Longevity & AgingPress Release

37 Blood Proteins in Centenarians Reveal the Secrets of Exceptional Longevity

New genetic and proteomic findings from centenarian studies uncover biological markers that distinguish the longest-lived humans from the rest of us.

Monday, April 20, 2026 0 views
Published in EurekAlert Health/Medicine
An elderly woman in her 100s sitting at a kitchen table with a bowl of fresh fruit, sunlight streaming through a window, looking alert and healthy

Summary

A wave of April 2026 longevity research is reshaping how scientists understand extreme aging. The Swiss 100 study identified 37 blood proteins in centenarians tied to slower biological aging, including lower inflammation, reduced oxidative stress, and better tissue maintenance. Separately, an $80 million grant is advancing the Long Life Family Study, which has already uncovered a novel Alzheimer's-protective gene variant and better cardiovascular profiles in long-lived families. A 'longevity gene' from supercentenarians improved heart function in premature aging mouse models. Meanwhile, researchers note that 75% of longevity is non-genetic, pointing to lifestyle as the dominant driver. These findings collectively suggest that exceptional longevity reflects a systems-level resilience — not a single gene or habit — involving mitochondria, metabolism, microbiome, and inflammation control.

Detailed Summary

Why does this matter? Centenarians are nature's experiment in successful aging. Understanding what makes them biologically distinct could unlock interventions that extend healthy lifespan for everyone — not just the genetically fortunate. A cluster of studies published in April 2026 offers some of the clearest answers yet.

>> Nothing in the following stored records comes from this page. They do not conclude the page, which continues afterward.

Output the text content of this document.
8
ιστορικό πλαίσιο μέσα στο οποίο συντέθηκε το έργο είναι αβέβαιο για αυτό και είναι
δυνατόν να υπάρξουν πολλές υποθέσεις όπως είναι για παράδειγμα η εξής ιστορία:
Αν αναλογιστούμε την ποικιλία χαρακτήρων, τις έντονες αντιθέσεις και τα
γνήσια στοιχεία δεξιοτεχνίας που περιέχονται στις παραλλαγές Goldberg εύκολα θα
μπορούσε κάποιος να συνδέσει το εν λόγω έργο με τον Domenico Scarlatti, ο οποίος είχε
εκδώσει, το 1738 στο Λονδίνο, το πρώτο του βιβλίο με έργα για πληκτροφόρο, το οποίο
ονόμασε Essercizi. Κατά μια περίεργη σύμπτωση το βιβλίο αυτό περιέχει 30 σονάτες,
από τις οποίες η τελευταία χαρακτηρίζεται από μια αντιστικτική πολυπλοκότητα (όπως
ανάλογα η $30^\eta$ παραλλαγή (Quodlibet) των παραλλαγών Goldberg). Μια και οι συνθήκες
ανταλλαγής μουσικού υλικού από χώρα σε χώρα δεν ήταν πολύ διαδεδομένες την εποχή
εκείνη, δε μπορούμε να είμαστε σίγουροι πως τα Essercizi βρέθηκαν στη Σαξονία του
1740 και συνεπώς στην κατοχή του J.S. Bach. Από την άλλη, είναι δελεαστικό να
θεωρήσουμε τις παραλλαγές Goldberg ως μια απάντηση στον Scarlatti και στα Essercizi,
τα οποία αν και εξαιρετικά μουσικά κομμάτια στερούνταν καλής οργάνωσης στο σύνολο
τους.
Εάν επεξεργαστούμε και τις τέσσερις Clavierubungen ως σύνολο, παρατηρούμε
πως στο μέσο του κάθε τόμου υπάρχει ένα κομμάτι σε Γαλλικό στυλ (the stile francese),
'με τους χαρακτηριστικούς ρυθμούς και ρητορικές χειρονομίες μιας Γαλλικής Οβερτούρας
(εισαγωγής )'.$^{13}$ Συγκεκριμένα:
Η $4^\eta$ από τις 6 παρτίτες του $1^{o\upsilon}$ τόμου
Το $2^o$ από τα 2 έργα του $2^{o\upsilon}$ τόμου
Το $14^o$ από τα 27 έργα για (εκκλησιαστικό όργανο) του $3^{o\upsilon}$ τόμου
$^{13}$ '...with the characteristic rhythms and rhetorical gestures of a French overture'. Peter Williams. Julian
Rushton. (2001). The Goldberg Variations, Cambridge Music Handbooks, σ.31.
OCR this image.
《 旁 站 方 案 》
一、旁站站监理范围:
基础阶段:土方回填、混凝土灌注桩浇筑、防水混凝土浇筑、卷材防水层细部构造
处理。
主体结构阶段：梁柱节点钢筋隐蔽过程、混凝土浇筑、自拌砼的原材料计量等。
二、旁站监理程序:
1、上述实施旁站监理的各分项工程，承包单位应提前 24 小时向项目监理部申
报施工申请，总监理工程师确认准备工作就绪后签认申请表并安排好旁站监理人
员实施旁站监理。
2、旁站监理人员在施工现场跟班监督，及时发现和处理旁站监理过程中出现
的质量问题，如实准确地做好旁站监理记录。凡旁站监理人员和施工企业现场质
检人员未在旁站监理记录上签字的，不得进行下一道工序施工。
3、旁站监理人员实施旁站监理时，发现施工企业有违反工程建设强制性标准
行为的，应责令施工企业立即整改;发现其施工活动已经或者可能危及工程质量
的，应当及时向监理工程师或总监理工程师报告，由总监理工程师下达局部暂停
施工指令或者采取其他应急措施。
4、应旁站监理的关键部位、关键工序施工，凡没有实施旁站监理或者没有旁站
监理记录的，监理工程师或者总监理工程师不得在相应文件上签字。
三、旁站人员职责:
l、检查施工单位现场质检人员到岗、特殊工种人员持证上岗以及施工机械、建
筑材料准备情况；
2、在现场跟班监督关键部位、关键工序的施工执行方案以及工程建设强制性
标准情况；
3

The Swiss 100 study analyzed blood proteins in centenarians and identified 37 markers associated with slower aging. These included lower levels of interleukin-1 alpha (a key inflammatory signal), reduced oxidative stress indicators, fewer signs of metabolic dysfunction, and better-preserved extracellular matrix regulation — the structural scaffolding that keeps tissues youthful. Centenarians also showed less age-related fat metabolism disruption and elevated levels of proteins potentially linked to cancer defense.

On the genetic front, Washington University School of Medicine received an $80 million grant to expand the Long Life Family Study. Early findings include a novel Alzheimer's-protective gene variant and superior cardiovascular health in long-lived family lineages. A separate discovery identified LAV-BPIFB4, a 'longevity gene' found in supercentenarians, which improved cardiac function in mouse models of progeria — a disease of accelerated aging.

Not all news was optimistic. Research on life expectancy trends found that gains in high-income countries have stalled, with no birth cohorts after 1939 projected to reach 100 on average. Early-life survival improvements that once drove longevity gains have largely plateaued.

The 2nd World Congress on Targeting Longevity framed aging as a loss of biological coordination across mitochondria, microbiota, and metabolism. Critically, researchers emphasize that genetics accounts for only about 25% of longevity variance — meaning lifestyle interventions remain the most powerful lever available to most people. These findings collectively point toward a systems-biology model of aging where resilience, not any single factor, defines exceptional lifespan.

Key Findings

  • 37 blood proteins in centenarians linked to lower inflammation, oxidative stress, and better tissue maintenance.
  • Novel Alzheimer's-protective gene variant identified in long-lived families via the Long Life Family Study.
  • LAV-BPIFB4 longevity gene from supercentenarians improved heart function in premature aging mouse models.
  • Life expectancy gains have stalled in high-income countries; no post-1939 cohorts projected to average 100.
  • 75% of longevity is non-genetic, reinforcing lifestyle as the dominant driver of exceptional lifespan.

Methodology

This press release synthesizes findings from multiple studies, including the Swiss 100 centenarian proteomics study, the Long Life Family Study genetic analysis, mouse model experiments with LAV-BPIFB4, and life expectancy trend analyses. Individual study designs, sample sizes, and statistical methods are not detailed in the abstract. The summary draws on conference proceedings from the 2nd World Congress on Targeting Longevity (Berlin, April 2026).

Study Limitations

This summary is based on the abstract only; full study methodologies, sample sizes, and statistical details are unavailable. The press release aggregates multiple distinct studies, making it difficult to assess the strength of evidence for any single finding. Mouse model results for LAV-BPIFB4 may not translate directly to human cardiac aging therapies.